En vérité, la seule chose qui risquait de le détourner d’une projet aussi altruiste, autre que des raisons purement pratiques ou stratégiques que tout à chacun aurait été à même d’apprécier à leur juste valeur, était ce sentiment de lassitude qui parfois l’étreignait en imaginant ces innombrables malheureux tendre vers lui des mains aussi crasses qu’implorantes, toujours en attente d’un miracle, d’une solution et d’efforts démesurés rien que pour eux, toujours pour eux, incapables de réaliser qu’ils auraient également pu agir au lieu de se muer en sangsues voraces. C’était usant, à la longue, de porter avec soi le poids de toutes ces aspirations, de tous ces rêves que Fergus se retrouvait plus ou moins contraint de réaliser, alors que lui-même fuyait toute forme d’engagement comme la peste, tenant à sa liberté comme à la prunelle de ses yeux.

-… On verra… répondit Lynch à son jeune camarade, la mine un brin pensive. Y’aura le temps que pas mal d’eau coule sous les ponts avant que ce coin commence à ressembler à quelque chose, si tout ne nous tombe pas sur la tête avant.
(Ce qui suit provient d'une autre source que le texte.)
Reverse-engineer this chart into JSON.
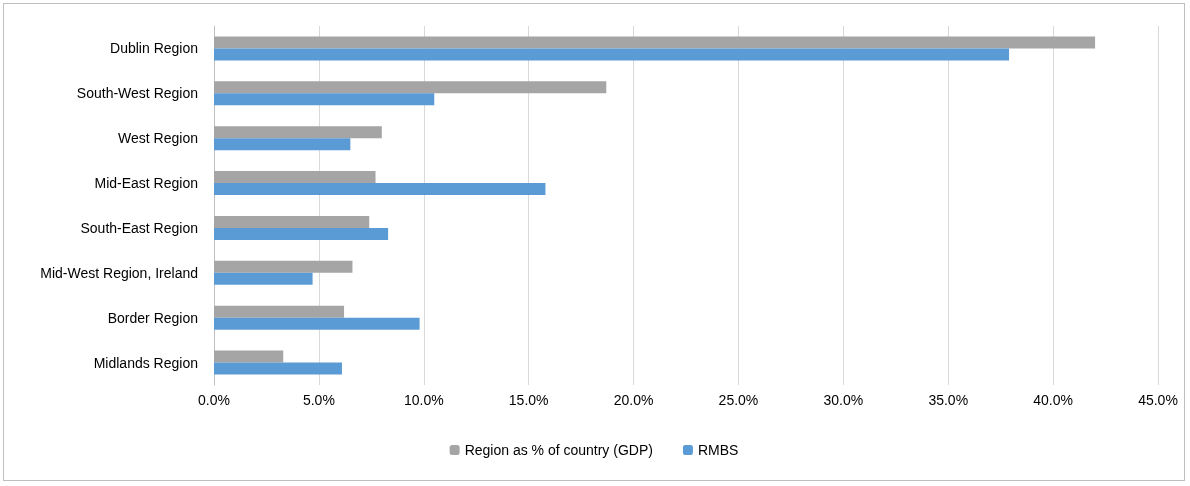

Si l’Anglais se révélait combattif au-delà du possible, l’optimisme, chez lui, semblait tenir d’un concept tout à fait différent, bien qu’on aurait de prime abord été en droit de croire que ces deux notions marchaient main dans la main. La faute à une vie de pauvreté et de luttes incessantes, sans doute… C’était aussi pour cela que la compagnie de Percy lui plaisait : la candeur ébahie de l’adolescent, prompt à s’émerveiller d’un rien, se révélait indéniablement rafraîchissante, comme une brise d’air frais parmi les remugles de difficultés insolubles, de combats incessants et de vagues de suppliques étouffantes. D’une discrétion sans faille, il n’était pas du genre à l’agonir de jérémiades ou de demandes diverses et variées, un fait plus qu’appréciable quand on songeait qu’en tant que fondateur et meneur de la Tribu, le Britannique se retrouvait à jongler avec son poste à la fonderie, ses propres besoins à tenter de combler comme il pouvait en fonction de ses maigres ressources, et la liste interminables des soucis qu’on lui rapportait quotidiennement.

L’idée que Percy puisse se trouver une petite amie, en ce sens, l’amusait, non pas de manière mesquine, comme un cœur cruel pourrait se divertir à l’idée de le contempler tôt ou tard ramasser piteusement ses espoirs déçus, mais comme on trouvait mignon l’éveil d’un enfant à ce que le monde avait à offrir. Fergus avait vaguement compris que la brouille entre Percy et son père s’était définitivement enracinée à propos d’une femme, sans pour autant chercher à en savoir plus ; découvrir un Mortimer s’amourachant de sa belle comme un gamin vivant sa première histoire d’amour ne manquait pas de charme, alors que lui-même sentait bien qu’il ne connaîtrait jamais vraiment un tel sentiment.

-Tu m’en diras tant… lui glissa Fergus, toujours aussi légèrement goguenard. Je te crois sur parole, mon grand.

Loin de lui, pourtant, l’idée d’aller vérifier si effectivement, la dénommée Indianna valait le détour : il n’y avait pas meilleur moyen de s’attirer les foudres d’un homme, même aussi doux que Percy, que de s’intéresser de trop prêt à l’élue de son cœur, et Lynch n’avait pas besoin de ça, que ce soit en tant qu’ami ou en tant que leader. Le rouquin s’avérait trop précieux, dans tous les sens du terme.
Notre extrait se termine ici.